Un air de déjà vu. La Corse en un acte.


Corse : atmosphère d’irresponsabilité générale.

Cette fin d’année 2015 nous promet quelques belles péripéties politiques pour la suivante. Après la pompe en berne des pirouettes électorales, les verbatim provocateurs des uns et des autres, les insurmontables expressions de joie débordante du premier ministre, les cartes postales du retour de Monsieur l’Ex tout bringuebalant entre deux de ses anciens ministres, toutes les promesses seront tenues. Soyez-en persuadés !

Ours du Mexique, femme à barbe, petit phoque ventriloque aveugle et serpents charmeurs, le Grand Cirque France est ouvert.

Tsin-tsin-tsouin. « Il vous accueille, Mesdames-Messieurs, le Grand Cirque France, et tout cela à des prix que toute la concurrence nous envie. Le Cirque France, pour vous les petits, pour vous les enfants, nous avons pensé à tout. A votre plus excessif plaisir garanti, à tous les gags les plus hilarants. Mieux que les fusillades journalières aux States, vous disposerez des jeux dernier cri de Marianne à gogo, de la barbe-à-papa en pagaille, des meringues sucrées-salées pour tous… Entrez, entrez, le Cirque France a de nouvelles régions, mais la Corse reste ce qu’elle veut, une et contre toutes ».

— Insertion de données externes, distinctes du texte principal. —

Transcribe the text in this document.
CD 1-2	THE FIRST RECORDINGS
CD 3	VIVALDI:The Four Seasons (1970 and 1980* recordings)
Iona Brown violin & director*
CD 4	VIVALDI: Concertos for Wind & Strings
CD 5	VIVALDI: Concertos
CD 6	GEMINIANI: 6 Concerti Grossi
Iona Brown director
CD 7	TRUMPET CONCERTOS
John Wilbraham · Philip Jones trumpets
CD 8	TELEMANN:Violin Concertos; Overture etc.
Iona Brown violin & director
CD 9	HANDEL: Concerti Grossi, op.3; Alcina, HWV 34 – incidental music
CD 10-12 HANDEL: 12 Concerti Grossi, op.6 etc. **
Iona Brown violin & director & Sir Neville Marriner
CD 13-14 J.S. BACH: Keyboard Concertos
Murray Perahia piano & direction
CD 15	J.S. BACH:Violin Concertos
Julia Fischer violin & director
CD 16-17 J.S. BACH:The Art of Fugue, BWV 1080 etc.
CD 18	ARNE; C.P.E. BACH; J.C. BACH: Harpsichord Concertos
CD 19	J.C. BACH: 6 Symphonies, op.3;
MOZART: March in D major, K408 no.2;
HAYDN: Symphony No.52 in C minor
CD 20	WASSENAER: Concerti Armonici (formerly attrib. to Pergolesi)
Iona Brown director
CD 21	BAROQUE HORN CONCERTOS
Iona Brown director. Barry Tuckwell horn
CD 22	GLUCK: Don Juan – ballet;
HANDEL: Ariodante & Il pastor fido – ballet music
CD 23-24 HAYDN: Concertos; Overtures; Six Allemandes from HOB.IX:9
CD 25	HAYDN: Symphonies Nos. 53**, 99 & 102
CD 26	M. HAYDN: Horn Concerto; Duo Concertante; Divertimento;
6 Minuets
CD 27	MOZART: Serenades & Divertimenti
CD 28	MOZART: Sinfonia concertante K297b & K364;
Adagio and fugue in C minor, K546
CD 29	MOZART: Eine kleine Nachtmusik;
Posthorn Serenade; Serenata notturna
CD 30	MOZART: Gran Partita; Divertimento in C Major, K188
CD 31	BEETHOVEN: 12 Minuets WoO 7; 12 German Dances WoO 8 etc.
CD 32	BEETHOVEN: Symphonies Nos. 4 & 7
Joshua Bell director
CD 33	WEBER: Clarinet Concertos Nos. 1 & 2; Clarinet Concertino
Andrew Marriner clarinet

Excès des discours, symboliques républicaines détournées, apparats de la violence légale de l’Etat remise au goût des temps. Rien n’y fera, l’éclatement du plaisir en barres explose. Vrombir, fulminer ou encore rendre martiales les déclarations ne résoudra jamais aucun problème. Françaises, Français, 2016 sera exemplaire, tout va pour le mieux… La Corse nous rappelle à l’ordre entre vos orgies de vins à deux balles et vos chapons élevés en batteries.

L’arrestation d’Ivan Colonna, dans les environs d’Olmeta en juillet 2003, a permis au pouvoir de l’époque de montrer un singulier talent ménager à savoir glisser la poussière sous les tapis de préfecture. Le « problème Corse » était réglé, selon le ministre de l’Intérieur Sarkozy, l’assassinat du préfet Erignac en passe d’être résolu. Bien, bien…

Des manifestants citoyens ont défilé de nombreuses fois dans les rues de Bastia, Ajaccio, Corte pour livrer un sentiment de filiation irréductible à la République. Peuchère, rien n’y a fait. Les « nationalistes » à l’empreinte délinquante dans les trafics de toutes sortes (drogues, armes, jeux de Marseille à Paris…) ont su organiser plusieurs strates tactiques à leurs positionnements politiques dans l’Ile de Beauté.

Nos anciens activistes rangés des bagnoles, un peu comme le SAC de naguère pour les pompidolistes, ont tantôt servi de supplétifs aux renseignements, tantôt braconné sur les terres électorales dans des rôles subalternes. Pendant ce temps, d’autres plus aguerris au jeu de la notabilité reconquéraient de haute main la prise de contrôle progressive des rouages du pouvoir local que les différentes lois de décentralisation et déconcentration ont autorisé. Respect du chef et de la ligne prescrite ont été accepté par toute la piétaille énervée des maquis. Chef, oui chef, je t’obéis en tout, jusqu’à la muerte !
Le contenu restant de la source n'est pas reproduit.